Kleerkoper staat op p.443 van mijn Kramers Woordenboek S-N N-S 
in de betekenis van "cepillo para la ropa"

Ik heb dat woord nooit eerder gehoord of gezien en ik vind het ook in geen enkel woordenboek noch op Internet in die betekenis.

Zal wel weer Nederlands dialect zijn, zoals je dat sporadisch  ontmoet in Nederlandse woordenboeken.


----------



## Peterdg

Ook nog nooit van gehoord.

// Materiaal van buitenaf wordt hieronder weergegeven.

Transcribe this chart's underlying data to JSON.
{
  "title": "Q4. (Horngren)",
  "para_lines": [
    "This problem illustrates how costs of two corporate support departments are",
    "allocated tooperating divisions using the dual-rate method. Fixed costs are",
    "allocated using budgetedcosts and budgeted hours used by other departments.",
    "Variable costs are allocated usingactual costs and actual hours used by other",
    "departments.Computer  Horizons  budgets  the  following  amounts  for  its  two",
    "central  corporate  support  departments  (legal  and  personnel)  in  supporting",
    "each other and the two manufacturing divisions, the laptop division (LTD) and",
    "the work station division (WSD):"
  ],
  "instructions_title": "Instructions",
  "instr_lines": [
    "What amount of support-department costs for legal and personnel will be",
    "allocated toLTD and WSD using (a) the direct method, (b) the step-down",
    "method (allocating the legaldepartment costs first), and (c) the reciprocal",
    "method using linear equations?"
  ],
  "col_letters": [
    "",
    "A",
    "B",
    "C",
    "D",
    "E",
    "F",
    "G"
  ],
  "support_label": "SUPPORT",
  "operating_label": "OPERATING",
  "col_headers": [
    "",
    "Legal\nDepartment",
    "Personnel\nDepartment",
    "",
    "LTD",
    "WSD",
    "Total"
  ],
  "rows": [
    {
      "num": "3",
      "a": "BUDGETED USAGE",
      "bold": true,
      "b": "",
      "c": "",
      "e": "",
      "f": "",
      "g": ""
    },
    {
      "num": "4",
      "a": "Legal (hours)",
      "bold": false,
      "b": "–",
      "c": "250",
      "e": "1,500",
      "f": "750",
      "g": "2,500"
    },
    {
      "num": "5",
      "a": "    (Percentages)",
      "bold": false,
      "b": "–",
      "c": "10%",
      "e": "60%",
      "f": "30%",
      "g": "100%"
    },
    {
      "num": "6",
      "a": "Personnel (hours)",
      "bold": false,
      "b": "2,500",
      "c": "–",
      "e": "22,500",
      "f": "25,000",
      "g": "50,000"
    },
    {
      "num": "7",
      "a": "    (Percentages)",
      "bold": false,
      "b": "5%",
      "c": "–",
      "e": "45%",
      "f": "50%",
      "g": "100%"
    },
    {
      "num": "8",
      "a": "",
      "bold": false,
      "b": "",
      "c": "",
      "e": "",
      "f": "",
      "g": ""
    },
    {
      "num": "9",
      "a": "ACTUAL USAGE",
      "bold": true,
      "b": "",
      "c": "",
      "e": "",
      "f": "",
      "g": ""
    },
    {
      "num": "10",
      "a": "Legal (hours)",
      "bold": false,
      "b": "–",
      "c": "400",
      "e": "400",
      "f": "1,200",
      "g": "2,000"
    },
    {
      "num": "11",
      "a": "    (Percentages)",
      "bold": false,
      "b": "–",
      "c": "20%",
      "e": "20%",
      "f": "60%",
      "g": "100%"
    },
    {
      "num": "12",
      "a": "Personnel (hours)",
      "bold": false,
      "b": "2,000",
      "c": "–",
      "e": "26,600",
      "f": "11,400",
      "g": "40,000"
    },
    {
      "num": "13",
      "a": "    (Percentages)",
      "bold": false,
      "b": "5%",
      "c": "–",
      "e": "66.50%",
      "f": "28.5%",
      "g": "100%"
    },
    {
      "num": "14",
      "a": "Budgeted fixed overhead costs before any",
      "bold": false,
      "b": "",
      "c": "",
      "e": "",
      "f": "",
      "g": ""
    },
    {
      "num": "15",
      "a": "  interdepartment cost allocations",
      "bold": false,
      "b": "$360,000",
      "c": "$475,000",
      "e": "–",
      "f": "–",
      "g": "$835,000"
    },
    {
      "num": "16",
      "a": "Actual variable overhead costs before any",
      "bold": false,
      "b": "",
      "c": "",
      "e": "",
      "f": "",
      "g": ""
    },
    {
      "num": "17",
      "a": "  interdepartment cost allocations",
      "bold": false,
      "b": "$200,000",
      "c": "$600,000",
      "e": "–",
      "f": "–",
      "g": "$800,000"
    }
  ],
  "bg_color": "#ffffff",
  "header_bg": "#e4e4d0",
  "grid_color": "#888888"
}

Volgens de Spaanse vertaling zou dat bij ons een "kleerborstel" zijn.


----------



## Sjonger

Ik heb er ook nog nooit van gehoord. Waar heb je het gevonden, en in welke context?


----------



## Peterdg

Zou het niet gewoon een drukfout zijn voor "kleerklopper"?

("kleerklopper" staat wel in mijn grote van Dale)


----------



## YellowOnline

Ik ken de context niet, maar een _kleer(en)koper_ is een opkoper van, verrassing, (oude) klederen. Een courant beroep in vervlogen tijden waar best nog wat straatnamen naar verwijzen. Die spelling lijkt mij trouwens relatief recent (19e eeuw?), aangezien ze in het Middelnederlands eerder iets genre *_cleer(en)cooper_ of zo zouden schrijven.

Voor de Spaanse vertaling: dat zal dan een _comprador de ropa_ zijn. De betekenis van een _kleerborstel_ (_cepillo para la ropa_) is gewoon fout - dat durf ik wel te beweren.


----------



## eno2

Sjonger said:


> Ik heb er ook nog nooit van gehoord. Waar heb je het gevonden, en in welke context?



Ik gaf toch de referentie in mijn openingspost. Het moet om een onvoorstelbare (druk?)fout gaan  in mijn Kramers woordenboek Nederlands/Spaans & Spaans/Nederlands in één volume 13º druk van 2007 pagina 443.


----------



## eno2

YellowOnline said:


> Ik ken de context niet, maar een _kleer(en)koper_ is een opkoper van, verrassing, (oude) klederen. Een courant beroep in vervlogen tijden waar best nog wat straatnamen naar verwijzen. Die spelling lijkt mij trouwens relatief recent (19e eeuw?), aangezien ze in het Middelnederlands eerder iets genre *_cleer(en)cooper_ of zo zouden schrijven.
> 
> Voor de Spaanse vertaling: dat zal dan een _comprador de ropa_ zijn. De betekenis van een _kleerborstel_ (_cepillo para la ropa_) is gewoon fout - dat durf ik wel te beweren.


Ja de betekenis koper van kleren vond ik ook op internet. Een  fout van Kramers.


----------